Jan Matejko: Wskrzeszenie Łazarza |
Często gdy w kościele
podczas liturgii odczytywane są słowa Ewangelii o tym, jak Jezus przywraca do
życia swego przyjaciela Łazarza, przychodzi mi na myśl scena opisana w powieści
Zbrodnia i Kara, której autorem jest
znakomity pisarz rosyjski Fiodor Dostojewski. W scenie tej jedna z głównych
postaci powieści Sonia Marmieładow podczas spotkania z Rodionem Raskolnikowem
odczytuje mu właśnie ten fragment napisanej przez św. Jana Ewangelii. Słowa
tego tekstu Sonia odczytuje bardzo emocjonalnie, ponieważ odbiera je jako
skierowane do siebie. Ona sama jest osobą głęboko wierzącą, ale jednocześnie
uwikłaną w grzech, ponieważ z powodów ekonomicznych jest zmuszona uprawiać
prostytucję. Czytany przez nią fragment Ewangelii budzi w niej silne
przeświadczenie, że i dla niej jest nadzieja nowego życia, nadzieja odrodzenia.
Sonia, wiedząc, że Raskolnikow po popełnieniu podwójnego morderstwa jest
dręczony strasznym poczuciem winy, które przywiodło go niemal na skraj obłędu,
pragnie, aby i on dostrzegł, że opowiadanie o wskrzeszeniu Łazarza jest orędziem
miłosierdzia i nadziei zaadresowanym również do niego. Pragnie, aby uwierzył w
dobroć Boga, którego łaskawość jest zawsze większa od naszej grzeszności. I
rzeczywiście, spotkanie z Sonią, w czasie którego Rodion słucha słów Ewangelii
o wskrzeszeniu Łazarza staje się dla niego początkiem procesu nawrócenia, impulsem
prowadzącym do głębokiej, duchowej przemiany, która po pewnym czasie znajdzie wyraz
w przyznaniu się do winy, w głębokiej skrusze i pokucie. Życie Rodiona Raskolnikowa
opisane w powieści Dostojewskiego ma wymiar symbolu. Historia Kościoła to w
niemałym wymiarze historia niekiedy bardzo spektakularnych duchowych
wskrzeszeń, historia grzeszników, którzy byli bardzo głęboko pogrążeni w
śmierci duchowej i moralnej, a potem mocą łaski Bożej zostali przywróceni do
życia. Było ich wielu: Szaweł
z Tarsu, Clayton Anthony Fountain, Claude Newman, Aleksander Serenelli, Bernard
Nathanson, Jacques Fesch itd.
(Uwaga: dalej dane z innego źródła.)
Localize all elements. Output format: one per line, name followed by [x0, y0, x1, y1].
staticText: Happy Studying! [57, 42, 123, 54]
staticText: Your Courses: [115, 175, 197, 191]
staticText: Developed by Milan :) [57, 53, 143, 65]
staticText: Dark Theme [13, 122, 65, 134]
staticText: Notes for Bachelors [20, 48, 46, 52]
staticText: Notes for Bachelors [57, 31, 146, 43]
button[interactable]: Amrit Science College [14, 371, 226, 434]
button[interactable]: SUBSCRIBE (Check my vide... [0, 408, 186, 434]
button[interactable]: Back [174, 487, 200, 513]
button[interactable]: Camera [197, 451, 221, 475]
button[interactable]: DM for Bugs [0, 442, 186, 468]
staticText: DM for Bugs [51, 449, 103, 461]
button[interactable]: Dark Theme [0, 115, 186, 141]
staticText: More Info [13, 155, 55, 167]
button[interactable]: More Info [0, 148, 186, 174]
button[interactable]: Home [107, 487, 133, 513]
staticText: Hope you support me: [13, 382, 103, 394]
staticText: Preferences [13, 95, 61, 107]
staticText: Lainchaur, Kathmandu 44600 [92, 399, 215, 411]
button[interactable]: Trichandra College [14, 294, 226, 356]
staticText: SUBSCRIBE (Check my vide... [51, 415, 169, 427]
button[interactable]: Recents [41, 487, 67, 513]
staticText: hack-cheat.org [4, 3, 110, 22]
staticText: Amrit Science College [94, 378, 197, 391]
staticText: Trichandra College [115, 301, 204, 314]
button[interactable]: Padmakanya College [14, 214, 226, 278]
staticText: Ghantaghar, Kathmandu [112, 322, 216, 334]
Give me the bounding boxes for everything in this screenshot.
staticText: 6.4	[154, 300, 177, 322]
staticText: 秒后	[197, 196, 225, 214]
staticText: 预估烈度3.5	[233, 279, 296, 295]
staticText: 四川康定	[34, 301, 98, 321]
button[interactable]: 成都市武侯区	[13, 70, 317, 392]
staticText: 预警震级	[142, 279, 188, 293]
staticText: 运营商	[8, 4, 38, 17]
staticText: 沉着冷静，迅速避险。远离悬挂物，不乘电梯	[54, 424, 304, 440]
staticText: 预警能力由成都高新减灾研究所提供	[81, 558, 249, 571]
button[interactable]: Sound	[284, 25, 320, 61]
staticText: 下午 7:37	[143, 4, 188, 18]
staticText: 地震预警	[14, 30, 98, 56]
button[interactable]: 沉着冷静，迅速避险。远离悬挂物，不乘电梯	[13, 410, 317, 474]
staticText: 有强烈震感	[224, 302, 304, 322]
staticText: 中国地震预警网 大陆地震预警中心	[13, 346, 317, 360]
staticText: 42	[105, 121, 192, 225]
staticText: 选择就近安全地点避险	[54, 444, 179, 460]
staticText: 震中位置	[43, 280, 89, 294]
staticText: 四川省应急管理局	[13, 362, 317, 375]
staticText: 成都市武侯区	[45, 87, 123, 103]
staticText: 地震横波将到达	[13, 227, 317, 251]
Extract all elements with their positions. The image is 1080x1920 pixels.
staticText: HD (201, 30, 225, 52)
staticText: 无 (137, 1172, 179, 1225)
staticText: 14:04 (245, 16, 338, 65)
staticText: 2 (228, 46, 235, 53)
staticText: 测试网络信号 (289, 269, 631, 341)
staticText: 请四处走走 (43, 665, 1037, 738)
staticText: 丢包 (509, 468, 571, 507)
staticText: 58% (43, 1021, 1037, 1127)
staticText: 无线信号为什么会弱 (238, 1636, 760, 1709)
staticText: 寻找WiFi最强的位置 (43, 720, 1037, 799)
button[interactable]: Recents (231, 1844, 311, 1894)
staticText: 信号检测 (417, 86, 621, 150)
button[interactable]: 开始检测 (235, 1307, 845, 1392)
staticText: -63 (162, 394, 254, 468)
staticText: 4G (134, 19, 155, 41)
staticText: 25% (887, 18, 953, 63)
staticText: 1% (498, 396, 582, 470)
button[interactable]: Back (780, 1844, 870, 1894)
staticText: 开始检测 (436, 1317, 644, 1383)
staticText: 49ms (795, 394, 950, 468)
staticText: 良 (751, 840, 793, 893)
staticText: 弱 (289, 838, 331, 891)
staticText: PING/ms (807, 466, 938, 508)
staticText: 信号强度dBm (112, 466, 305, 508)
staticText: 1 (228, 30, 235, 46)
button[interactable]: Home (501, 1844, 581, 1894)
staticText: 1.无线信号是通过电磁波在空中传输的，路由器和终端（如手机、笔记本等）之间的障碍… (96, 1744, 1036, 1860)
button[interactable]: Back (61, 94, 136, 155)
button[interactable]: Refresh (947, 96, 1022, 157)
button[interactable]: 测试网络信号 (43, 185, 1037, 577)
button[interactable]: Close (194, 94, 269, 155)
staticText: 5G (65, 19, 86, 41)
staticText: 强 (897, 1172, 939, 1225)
To także historia każdego z nas. Nasze sumienia nie są
zapewne obciążone takimi zbrodniami, jakich dopuścili się wyżej wymienieni
„wskrzeszeni”, lecz przecież nie jeden już raz, przede wszystkim w sakramencie pokuty, Bóg przywracał nam
pełnię życia w łasce. To, czego On od nas oczekuje, to jedynie niestawianie
oporu mocy Jego Miłosierdzia. W 1867 roku Jan Matejko namalował obraz zatytułowany
Wskrzeszenie Łazarza. Bezpośrednim
bodźcem do powstanie tego dzieła była śmierć jego szwagra, czyli brata żony
Teodory, a także jego serdecznego przyjaciela, księdza Stanisława
Giebułtowskiego. Śmierć tego młodego jeszcze kapłana, uczestnika Powstania
Styczniowego, miała miejsce w mieszkaniu Matejków przy ulicy Krupniczej w
Warszawie dnia 13 kwietnia 1866 roku. Poprzedziła ją trwająca wiele dni agonia.
Matejko bardzo przeżył śmierć swojego przyjaciela. Długo nie mógł się z nią
pogodzić. Na obrazie Łazarz ma właśnie rysy twarzy księdza Giebułtowskiego. W
centrum malowidła znajduje się Chrystus, który wyciąga prawą rękę. Jest ona
jednak skierowana nie w stronę Łazarza, lecz w stronę tych, którzy oglądają
obraz. Jezus wydaje się zwracać bezpośrednio do nas. Z jego postaci emanuje
Boska moc. Jakby chciał powiedzieć do każdego z nas: „Poddaj się Mojej mocy, a
będziesz żył”.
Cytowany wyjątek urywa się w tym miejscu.